0

I am trying to convert an expression such as [[a], [b]] into list(c(a), c(b)) (basically a java dictionary into R list). As a first step, I would like to convert each inner expression [a] into an equivalent c(a). According to How to replace square brackets with curly brackets using R's regex?, I can use a nice regular expression "\\[(.*?)\\]" or also \\[([^]]*)\\].

This will work when there is only one [] parenthesis, but not multiple ones like [[ as it will capture the first, resulting in "c([a), c(b])" instead of "[c(a), c(b)]". How can I make sure I am only matching the inner parenthesis in a call that contains multiple [[], []]?

vec <- c("[a]", "[[a], [b]]")
gsub("\\[(.*?)\\]", "c(\\1)", vec)
#> [1] "c(a)"         "c([a), c(b])"
gsub("\\[([^]]*)\\]", "c(\\1)", vec)
#> [1] "c(a)"         "c([a), c(b)]"

Created on 2021-02-15 by the reprex package (v0.3.0)

Matifou
  • 7,968
  • 3
  • 47
  • 52
  • (Oops, I thought I only had a "vote" to reopen. @WiktorStribiżew, I was hoping for a more democratic solution than just over-riding your closure, though I still think it's the right move. Thoughts?) – r2evans Feb 15 '21 at 22:03

1 Answers1

2

While Remove any text inside square brackets in r suggests how to deal with the regex itself, it doesn't address the "nested" component of the problem.

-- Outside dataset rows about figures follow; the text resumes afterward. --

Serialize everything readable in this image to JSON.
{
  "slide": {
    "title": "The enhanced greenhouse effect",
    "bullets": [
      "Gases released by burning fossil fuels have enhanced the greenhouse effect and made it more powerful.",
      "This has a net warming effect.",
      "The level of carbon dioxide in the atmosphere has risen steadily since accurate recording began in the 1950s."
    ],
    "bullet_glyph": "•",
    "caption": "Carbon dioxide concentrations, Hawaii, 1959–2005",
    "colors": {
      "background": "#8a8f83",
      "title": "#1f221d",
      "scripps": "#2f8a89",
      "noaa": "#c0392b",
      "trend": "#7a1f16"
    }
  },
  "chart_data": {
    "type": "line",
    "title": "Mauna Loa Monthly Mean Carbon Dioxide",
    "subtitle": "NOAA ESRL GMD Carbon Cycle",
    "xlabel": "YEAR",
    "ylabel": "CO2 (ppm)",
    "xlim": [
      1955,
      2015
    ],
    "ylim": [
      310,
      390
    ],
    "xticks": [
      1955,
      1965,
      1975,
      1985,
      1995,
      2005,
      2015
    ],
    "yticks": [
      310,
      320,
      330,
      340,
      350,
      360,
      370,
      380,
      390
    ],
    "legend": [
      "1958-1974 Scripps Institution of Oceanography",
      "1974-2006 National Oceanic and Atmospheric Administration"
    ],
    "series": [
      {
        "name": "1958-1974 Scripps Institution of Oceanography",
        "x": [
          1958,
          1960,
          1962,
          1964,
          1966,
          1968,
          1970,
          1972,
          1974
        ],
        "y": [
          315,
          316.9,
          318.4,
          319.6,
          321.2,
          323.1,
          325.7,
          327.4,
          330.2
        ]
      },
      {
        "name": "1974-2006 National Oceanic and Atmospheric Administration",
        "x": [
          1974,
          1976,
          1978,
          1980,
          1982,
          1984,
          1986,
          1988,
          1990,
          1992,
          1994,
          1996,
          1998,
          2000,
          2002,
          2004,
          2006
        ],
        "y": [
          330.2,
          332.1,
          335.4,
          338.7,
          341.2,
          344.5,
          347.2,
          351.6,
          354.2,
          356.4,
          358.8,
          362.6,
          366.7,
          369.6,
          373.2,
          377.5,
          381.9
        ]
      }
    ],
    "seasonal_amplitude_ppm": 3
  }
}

You can run it multiple times until there are no more changes.

vec <- c("[a]", "[[a], [b]]")
(vec2 <- gsub("\\[([^][]*)\\]", "c(\\1)", vec))
# [1] "c(a)"         "[c(a), c(b)]"
(vec3 <- gsub("\\[([^][]*)\\]", "c(\\1)", vec2))
# [1] "c(a)"          "c(c(a), c(b))"

The change is to disallow both opening [ and closing ] brackets in the regex, which should only match the inner-most (no brackets).

It should be feasible to nest this in a while loop that exits as soon as no change is detected.

r2evans
  • 141,215
  • 6
  • 77
  • 149